Première convocation pour la réunion de mon conseil d’administration virtuel [Jean-Paul L’Allier]

Note: Dans le cadre de la préparation de la prochaine réunion de mon conseil d’administration virtuel, j’ai écris (virtuellement) à Jean-Paul L’Allier (le virtuel), afin de lui présenter sommairement ce qui sera au coeur de l’ordre du jour de la réunion.

* * *

de: Clément Laberge (le vrai)

à: Jean-Paul L’Allier (le virtuel)

sujet: Les années qui viennent

M. L’Allier,

J’ai relu récemment le recueil de chroniques intitulé Les années qui viennent, que vous avez publié chez Boréal en 1987. Vous m’en aviez remis un exemplaire en 2004, quelques jours après le forum économique annuel de la Chambre de commerce de Québec — qui s’était déroulé cette année-là sous le thème Québec, cité éducative.
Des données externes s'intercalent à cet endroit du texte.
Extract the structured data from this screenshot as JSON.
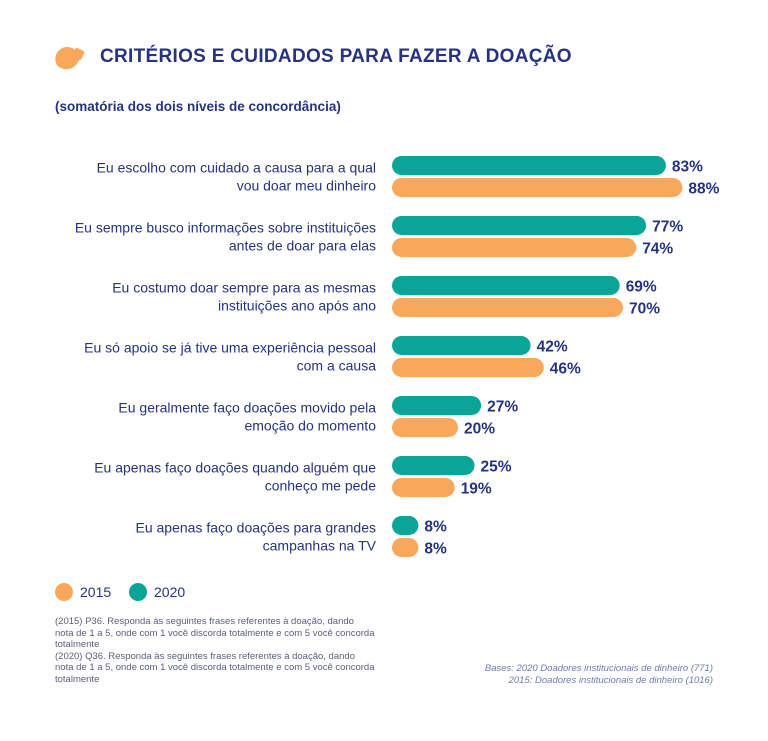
{
  "header": {
    "title": "CRITÉRIOS E CUIDADOS PARA FAZER A DOAÇÃO",
    "subtitle": "(somatória dos dois níveis de concordância)"
  },
  "colors": {
    "series_2020": "#0aa597",
    "series_2015": "#f7a85a",
    "text": "#26337f"
  },
  "chart_data": {
    "type": "bar",
    "orientation": "horizontal",
    "categories": [
      [
        "Eu escolho com cuidado a causa para a qual",
        "vou doar meu dinheiro"
      ],
      [
        "Eu sempre busco informações sobre instituições",
        "antes de doar para elas"
      ],
      [
        "Eu costumo doar sempre para as mesmas",
        "instituições ano após ano"
      ],
      [
        "Eu só apoio se já tive uma experiência pessoal",
        "com a causa"
      ],
      [
        "Eu geralmente faço doações movido pela",
        "emoção do momento"
      ],
      [
        "Eu apenas faço doações quando alguém que",
        "conheço me pede"
      ],
      [
        "Eu apenas faço doações para grandes",
        "campanhas na TV"
      ]
    ],
    "series": [
      {
        "name": "2020",
        "color": "#0aa597",
        "values": [
          83,
          77,
          69,
          42,
          27,
          25,
          8
        ],
        "labels": [
          "83%",
          "77%",
          "69%",
          "42%",
          "27%",
          "25%",
          "8%"
        ]
      },
      {
        "name": "2015",
        "color": "#f7a85a",
        "values": [
          88,
          74,
          70,
          46,
          20,
          19,
          8
        ],
        "labels": [
          "88%",
          "74%",
          "70%",
          "46%",
          "20%",
          "19%",
          "8%"
        ]
      }
    ],
    "xlim": [
      0,
      100
    ],
    "grid": false,
    "legend_placement": "bottom-left"
  },
  "legend": {
    "items": [
      {
        "label": "2015",
        "color": "#f7a85a"
      },
      {
        "label": "2020",
        "color": "#0aa597"
      }
    ]
  },
  "footnotes": {
    "note_2015": "(2015) P36. Responda às seguintes frases referentes à doação, dando nota de 1 a 5, onde com 1 você discorda totalmente e com 5 você concorda totalmente",
    "note_2020": "(2020) Q36. Responda às seguintes frases referentes à doação, dando nota de 1 a 5, onde com 1 você discorda totalmente e com 5 você concorda totalmente"
  },
  "bases": {
    "line1": "Bases: 2020 Doadores institucionais de dinheiro (771)",
    "line2": "2015: Doadores institucionais de dinheiro (1016)"
  }
}
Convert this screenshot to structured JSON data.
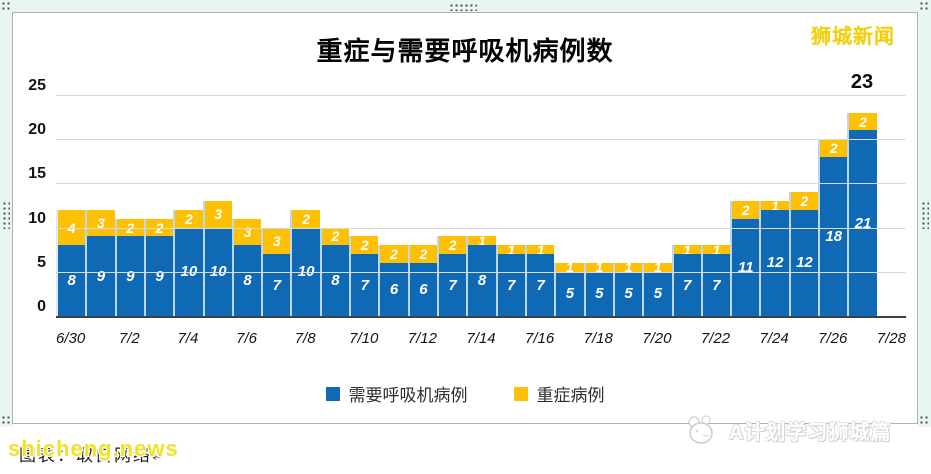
{
  "window": {
    "brand": "狮城新闻"
  },
  "chart_data": {
    "type": "bar",
    "stacked": true,
    "title": "重症与需要呼吸机病例数",
    "categories": [
      "6/30",
      "7/1",
      "7/2",
      "7/3",
      "7/4",
      "7/5",
      "7/6",
      "7/7",
      "7/8",
      "7/9",
      "7/10",
      "7/11",
      "7/12",
      "7/13",
      "7/14",
      "7/15",
      "7/16",
      "7/17",
      "7/18",
      "7/19",
      "7/20",
      "7/21",
      "7/22",
      "7/23",
      "7/24",
      "7/25",
      "7/26",
      "7/27"
    ],
    "x_axis_slots": 29,
    "x_tick_labels": [
      "6/30",
      "7/2",
      "7/4",
      "7/6",
      "7/8",
      "7/10",
      "7/12",
      "7/14",
      "7/16",
      "7/18",
      "7/20",
      "7/22",
      "7/24",
      "7/26",
      "7/28"
    ],
    "series": [
      {
        "name": "需要呼吸机病例",
        "color": "#1069b4",
        "values": [
          8,
          9,
          9,
          9,
          10,
          10,
          8,
          7,
          10,
          8,
          7,
          6,
          6,
          7,
          8,
          7,
          7,
          5,
          5,
          5,
          5,
          7,
          7,
          11,
          12,
          12,
          18,
          21
        ]
      },
      {
        "name": "重症病例",
        "color": "#fdc003",
        "values": [
          4,
          3,
          2,
          2,
          2,
          3,
          3,
          3,
          2,
          2,
          2,
          2,
          2,
          2,
          1,
          1,
          1,
          1,
          1,
          1,
          1,
          1,
          1,
          2,
          1,
          2,
          2,
          2
        ]
      }
    ],
    "ylim": [
      0,
      25
    ],
    "yticks": [
      0,
      5,
      10,
      15,
      20,
      25
    ],
    "grid": true,
    "legend_position": "bottom",
    "annotation": {
      "text": "23",
      "bar_index": 27
    }
  },
  "watermarks": {
    "caption": "图表：取自网络",
    "caption_mark": "↵",
    "site": "shicheng.news",
    "channel": "A计划学习狮城篇"
  },
  "colors": {
    "bar_blue": "#1069b4",
    "bar_yellow": "#fdc003",
    "bar_gap": "#bdd7ee",
    "brand_yellow": "#f2cf0e",
    "site_yellow": "#f2e226"
  }
}
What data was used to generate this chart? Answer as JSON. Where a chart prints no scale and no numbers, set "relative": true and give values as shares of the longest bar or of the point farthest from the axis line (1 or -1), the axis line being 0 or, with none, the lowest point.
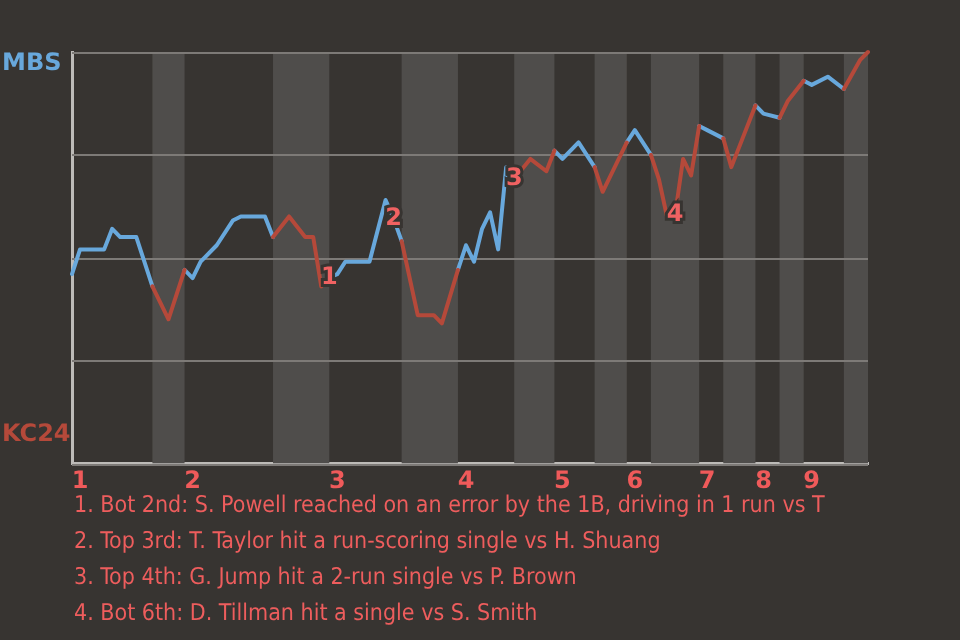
{
  "chart_data": {
    "type": "line",
    "relative": true,
    "grid": "y",
    "tick_labels": "x",
    "categories": [
      null,
      "1",
      null,
      null,
      null,
      null,
      null,
      null,
      null,
      null,
      null,
      null,
      null,
      null,
      null,
      "2",
      null,
      null,
      null,
      null,
      null,
      null,
      null,
      null,
      null,
      null,
      null,
      null,
      null,
      null,
      null,
      null,
      null,
      "3",
      null,
      null,
      null,
      null,
      null,
      null,
      null,
      null,
      null,
      null,
      null,
      null,
      null,
      null,
      null,
      "4",
      null,
      null,
      null,
      null,
      null,
      null,
      null,
      null,
      null,
      null,
      null,
      "5",
      null,
      null,
      null,
      null,
      null,
      null,
      null,
      null,
      "6",
      null,
      null,
      null,
      null,
      null,
      null,
      null,
      null,
      "7",
      null,
      null,
      null,
      null,
      null,
      null,
      "8",
      null,
      null,
      null,
      null,
      null,
      "9",
      null,
      null,
      null,
      null,
      null,
      null,
      null
    ],
    "series": [
      {
        "name": "MBS",
        "color": "#68a8dc",
        "values": [
          0.46,
          0.52,
          null,
          null,
          0.52,
          0.57,
          0.55,
          null,
          0.55,
          null,
          0.43,
          null,
          null,
          null,
          0.47,
          0.45,
          0.49,
          null,
          0.53,
          null,
          0.59,
          0.6,
          null,
          null,
          0.6,
          0.55,
          null,
          null,
          null,
          null,
          null,
          null,
          0.452,
          0.46,
          0.49,
          null,
          null,
          0.49,
          null,
          0.64,
          0.595,
          0.54,
          null,
          null,
          null,
          null,
          null,
          null,
          0.47,
          0.53,
          0.49,
          0.57,
          0.61,
          0.52,
          0.72,
          0.692,
          null,
          null,
          null,
          null,
          0.76,
          0.74,
          null,
          0.78,
          null,
          0.72,
          null,
          null,
          null,
          0.78,
          0.81,
          null,
          0.75,
          null,
          null,
          null,
          null,
          null,
          0.82,
          0.81,
          null,
          0.79,
          null,
          null,
          null,
          0.87,
          0.85,
          null,
          0.84,
          null,
          null,
          0.93,
          0.92,
          null,
          0.94,
          null,
          0.91,
          null,
          null,
          null
        ]
      },
      {
        "name": "KC24",
        "color": "#b5493a",
        "values": [
          null,
          null,
          null,
          null,
          null,
          null,
          null,
          null,
          null,
          null,
          0.43,
          null,
          0.35,
          null,
          0.47,
          null,
          null,
          null,
          null,
          null,
          null,
          null,
          null,
          null,
          null,
          0.55,
          null,
          0.6,
          null,
          0.55,
          0.55,
          0.43,
          0.452,
          null,
          null,
          null,
          null,
          null,
          null,
          null,
          null,
          0.54,
          null,
          0.36,
          null,
          0.36,
          0.34,
          null,
          0.47,
          null,
          null,
          null,
          null,
          null,
          null,
          0.692,
          null,
          0.74,
          null,
          0.71,
          0.76,
          null,
          null,
          null,
          null,
          0.72,
          0.66,
          null,
          null,
          0.78,
          null,
          null,
          0.75,
          0.69,
          0.6,
          0.603,
          0.74,
          0.7,
          0.82,
          null,
          null,
          0.79,
          0.72,
          null,
          null,
          0.87,
          null,
          null,
          0.84,
          0.88,
          null,
          0.93,
          null,
          null,
          null,
          null,
          0.91,
          null,
          0.98,
          1
        ]
      }
    ],
    "annotations": [
      {
        "text": "1",
        "y": 0.452
      },
      {
        "text": "2",
        "y": 0.595
      },
      {
        "text": "3",
        "y": 0.692
      },
      {
        "text": "4",
        "y": 0.603
      },
      "1. Bot 2nd: S. Powell reached on an error by the 1B, driving in 1 run vs T",
      "2. Top 3rd: T. Taylor hit a run-scoring single vs H. Shuang",
      "3. Top 4th: G. Jump hit a 2-run single vs P. Brown",
      "4. Bot 6th: D. Tillman hit a single vs S. Smith"
    ]
  }
}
J’en avais prononcé la conférence d’ouverture et vous la conférence de fermeture.

J’ai été touché en relisant la dédicace dont vous m’aviez fait l’honneur:

À Clément Laberge, qui fait si bien son devoir de citoyen, ces textes déjà vieux… et pourtant… / Jean-Paul L’Allier, 31.04.2004

Et pourtant — en effet!

Les réflexions regroupées dans ce livres sont d’une étonnante actualité. Elles parlent au présent de ce qui n’était qu’un futur presque lointain au moment de les écrire. Elles me parlent au présent de ce qui est en train de définir mon futur. Et c’est pour cela que je vous écris aujourd’hui, afin de faire appel à votre aide.

* * *

Dans une des chroniques que vous consacrez à l’éducation (Éducation et pédagogie: Place Royale et Baie-Comeau) vous développez en quelques pages un véritable projet de société pour le Québec — toujours d’une très grand actualité:

« C’est évidemment une autre façon d’imaginer les fonctions pédagogiques et scolaires […] Elle suppose que l’on se fasse une certaine idée de la culture qui ne se limite pas aux arts et à la chanson, de l’histoire, de la solidarité et de la continuité […]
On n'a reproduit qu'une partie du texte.